Homework Assignment #8
This assignment is due at the beginning of class on Friday, November 14. Late homework absolutely will not be accepted, including homework turned in at the end of class. If you can't make it to the beginning of class, make sure to turn your homework in to me beforehand.
You must do the first three problems. Each of those problems will be worth 10 points. If you make a sincere, honest effort to answer each question, you will receive at least 5 points of credit.
Staple your homework! If you require more than one page to complete the homework, fasten the multiple pages together with a staple; folding the corner won't cut it. If your homework has multiple pages but you fail to staple, you will be docked 3 points.
The last two problems are given to you as additional review problems. You do not need to turn them in, and they will not be graded when you do. However, solutions to them will be posted along with the solutions to the first three problems. You may want to do them if you think you need extra review in the class.

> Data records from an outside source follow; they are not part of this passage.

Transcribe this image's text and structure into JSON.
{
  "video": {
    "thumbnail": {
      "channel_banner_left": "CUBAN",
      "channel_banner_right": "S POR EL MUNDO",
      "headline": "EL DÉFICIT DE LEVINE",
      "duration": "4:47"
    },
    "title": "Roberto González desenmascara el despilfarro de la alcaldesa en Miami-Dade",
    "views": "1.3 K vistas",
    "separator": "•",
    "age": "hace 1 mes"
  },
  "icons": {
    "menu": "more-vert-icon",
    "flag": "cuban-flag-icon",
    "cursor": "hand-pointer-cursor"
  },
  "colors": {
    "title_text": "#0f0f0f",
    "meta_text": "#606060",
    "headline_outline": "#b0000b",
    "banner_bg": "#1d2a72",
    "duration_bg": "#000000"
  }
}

Please write out the problem statement at the top of your solution. (This is for two reasons; it is so I can know which problem you answered, and that you answered the right problem from the book. It also will make your graded homework more useful as a study aid later.)

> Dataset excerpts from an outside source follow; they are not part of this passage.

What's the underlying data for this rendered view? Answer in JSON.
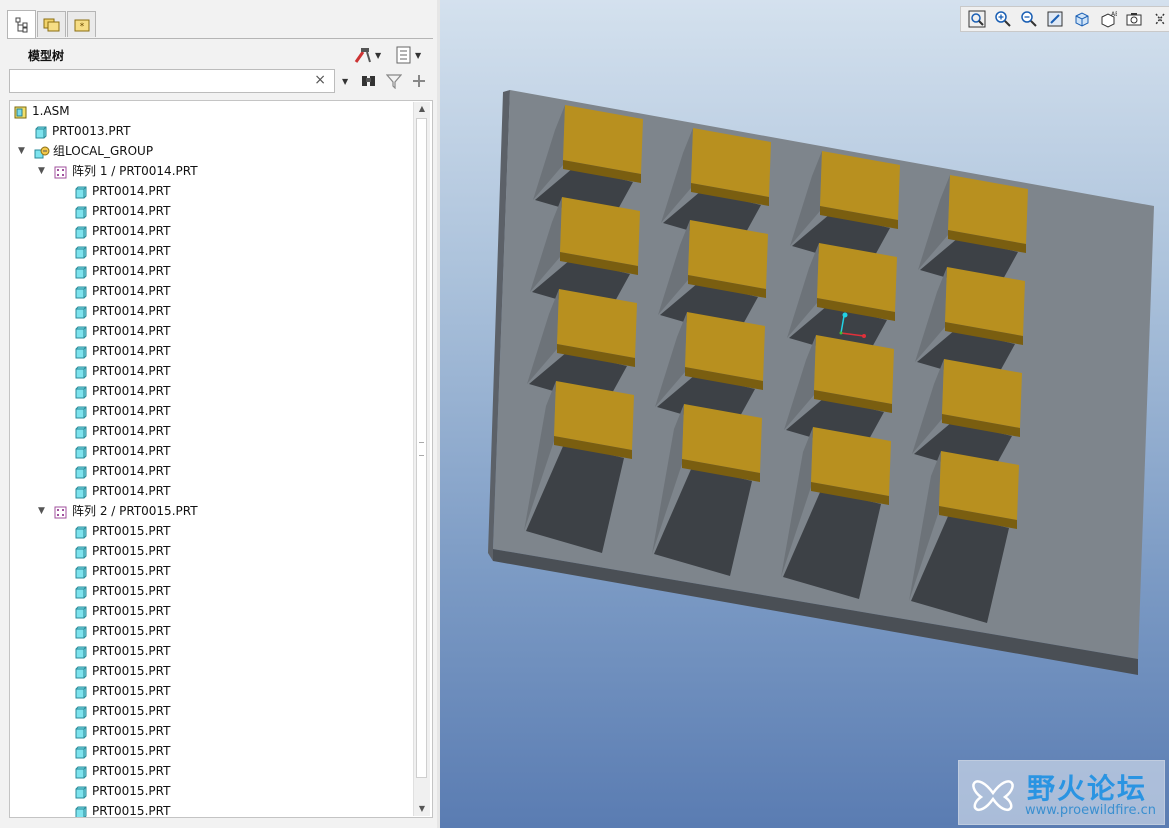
{
  "panel": {
    "tabs": [
      "model-tree-tab",
      "folder-browser-tab",
      "favorites-tab"
    ],
    "title": "模型树",
    "search": {
      "value": "",
      "clear_glyph": "×"
    }
  },
  "tree": {
    "rows": [
      {
        "label": "1.ASM",
        "level": 0,
        "icon": "assembly-icon",
        "twisty": ""
      },
      {
        "label": "PRT0013.PRT",
        "level": 1,
        "icon": "part-icon",
        "twisty": ""
      },
      {
        "label": "组LOCAL_GROUP",
        "level": 0,
        "icon": "group-icon",
        "twisty": "▼"
      },
      {
        "label": "阵列 1 / PRT0014.PRT",
        "level": 1,
        "icon": "pattern-icon",
        "twisty": "▼"
      },
      {
        "label": "PRT0014.PRT",
        "level": 2,
        "icon": "part-icon",
        "twisty": ""
      },
      {
        "label": "PRT0014.PRT",
        "level": 2,
        "icon": "part-icon",
        "twisty": ""
      },
      {
        "label": "PRT0014.PRT",
        "level": 2,
        "icon": "part-icon",
        "twisty": ""
      },
      {
        "label": "PRT0014.PRT",
        "level": 2,
        "icon": "part-icon",
        "twisty": ""
      },
      {
        "label": "PRT0014.PRT",
        "level": 2,
        "icon": "part-icon",
        "twisty": ""
      },
      {
        "label": "PRT0014.PRT",
        "level": 2,
        "icon": "part-icon",
        "twisty": ""
      },
      {
        "label": "PRT0014.PRT",
        "level": 2,
        "icon": "part-icon",
        "twisty": ""
      },
      {
        "label": "PRT0014.PRT",
        "level": 2,
        "icon": "part-icon",
        "twisty": ""
      },
      {
        "label": "PRT0014.PRT",
        "level": 2,
        "icon": "part-icon",
        "twisty": ""
      },
      {
        "label": "PRT0014.PRT",
        "level": 2,
        "icon": "part-icon",
        "twisty": ""
      },
      {
        "label": "PRT0014.PRT",
        "level": 2,
        "icon": "part-icon",
        "twisty": ""
      },
      {
        "label": "PRT0014.PRT",
        "level": 2,
        "icon": "part-icon",
        "twisty": ""
      },
      {
        "label": "PRT0014.PRT",
        "level": 2,
        "icon": "part-icon",
        "twisty": ""
      },
      {
        "label": "PRT0014.PRT",
        "level": 2,
        "icon": "part-icon",
        "twisty": ""
      },
      {
        "label": "PRT0014.PRT",
        "level": 2,
        "icon": "part-icon",
        "twisty": ""
      },
      {
        "label": "PRT0014.PRT",
        "level": 2,
        "icon": "part-icon",
        "twisty": ""
      },
      {
        "label": "阵列 2 / PRT0015.PRT",
        "level": 1,
        "icon": "pattern-icon",
        "twisty": "▼"
      },
      {
        "label": "PRT0015.PRT",
        "level": 2,
        "icon": "part-icon",
        "twisty": ""
      },
      {
        "label": "PRT0015.PRT",
        "level": 2,
        "icon": "part-icon",
        "twisty": ""
      },
      {
        "label": "PRT0015.PRT",
        "level": 2,
        "icon": "part-icon",
        "twisty": ""
      },
      {
        "label": "PRT0015.PRT",
        "level": 2,
        "icon": "part-icon",
        "twisty": ""
      },
      {
        "label": "PRT0015.PRT",
        "level": 2,
        "icon": "part-icon",
        "twisty": ""
      },
      {
        "label": "PRT0015.PRT",
        "level": 2,
        "icon": "part-icon",
        "twisty": ""
      },
      {
        "label": "PRT0015.PRT",
        "level": 2,
        "icon": "part-icon",
        "twisty": ""
      },
      {
        "label": "PRT0015.PRT",
        "level": 2,
        "icon": "part-icon",
        "twisty": ""
      },
      {
        "label": "PRT0015.PRT",
        "level": 2,
        "icon": "part-icon",
        "twisty": ""
      },
      {
        "label": "PRT0015.PRT",
        "level": 2,
        "icon": "part-icon",
        "twisty": ""
      },
      {
        "label": "PRT0015.PRT",
        "level": 2,
        "icon": "part-icon",
        "twisty": ""
      },
      {
        "label": "PRT0015.PRT",
        "level": 2,
        "icon": "part-icon",
        "twisty": ""
      },
      {
        "label": "PRT0015.PRT",
        "level": 2,
        "icon": "part-icon",
        "twisty": ""
      },
      {
        "label": "PRT0015.PRT",
        "level": 2,
        "icon": "part-icon",
        "twisty": ""
      },
      {
        "label": "PRT0015.PRT",
        "level": 2,
        "icon": "part-icon",
        "twisty": ""
      }
    ]
  },
  "view_toolbar": {
    "buttons": [
      "zoom-fit-icon",
      "zoom-in-icon",
      "zoom-out-icon",
      "repaint-icon",
      "display-style-icon",
      "saved-views-icon",
      "camera-icon",
      "more-icon"
    ]
  },
  "viewport": {
    "colors": {
      "plate_top": "#7e858c",
      "plate_front": "#4a4f55",
      "block_top": "#b8901f",
      "block_front": "#7a5e10",
      "shadow": "#3d4146"
    }
  },
  "watermark": {
    "title": "野火论坛",
    "url": "www.proewildfire.cn"
  }
}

Chapter 13, Question 12 (page 351).
Right now the Sun is a main-sequence star. Later in its life, it will become a red giant: it's luminosity will go up hundreds or thousands of times, it will be many (between ten and a hundred) times larger, and it will be a bit cooler.
- (a)Will the rate at which the Sun converts some of its mass to energy be higher or lower when it is a red giant as compared to now? Why?

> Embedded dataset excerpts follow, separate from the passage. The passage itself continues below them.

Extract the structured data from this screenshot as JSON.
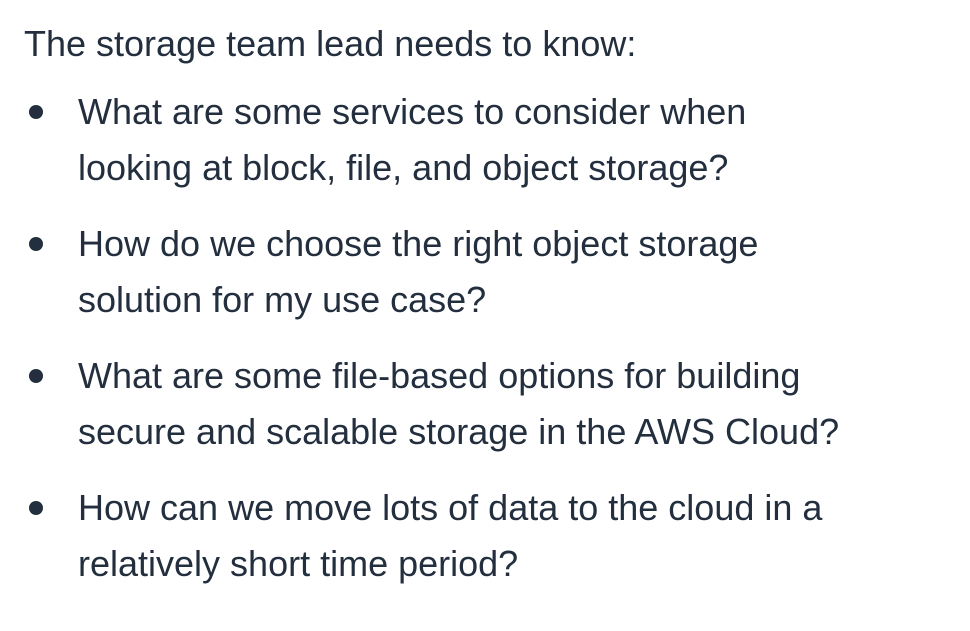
{
  "heading": "The storage team lead needs to know:",
  "bullets": [
    {
      "lines": [
        "What are some services to consider when",
        "looking at block, file, and object storage?"
      ]
    },
    {
      "lines": [
        "How do we choose the right object storage",
        "solution for my use case?"
      ]
    },
    {
      "lines": [
        "What are some file-based options for building",
        "secure and scalable storage in the AWS Cloud?"
      ]
    },
    {
      "lines": [
        "How can we move lots of data to the cloud in a",
        "relatively short time period?"
      ]
    }
  ],
  "colors": {
    "text": "#232f3e",
    "background": "#ffffff"
  }
}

- (b)Do you expect that the pressure near the surface, but inside the Sun, will be higher when the Sun is a red giant than it is now? Why?
- (c)Do you expect the solar wind to be more intense (i.e. more particles coming off of the Sun per second) when it is a red giant or now?
Consider a two large clouds of gas with solar abundances (i.e. mostly Hydrogen and Helium, with just a little bit of other things mixed in). Take one cloud of this gas, and make sun-like stars out of it. Let the sun-like stars live their main sequence lifetimes, and then (somehow, magically) disperse those sun like stars back into a cloud of gas. Qualitatively, how will the relative elemental abundances in the cloud which was processed through sun-like stars compare to the cloud which just remained a large, quiet cloud of gas?
(The problems below will not be graded, and need not be turned in.)
Chapter 15, Question 14 (page 399).
Chapter 16, Question 11 (page 431).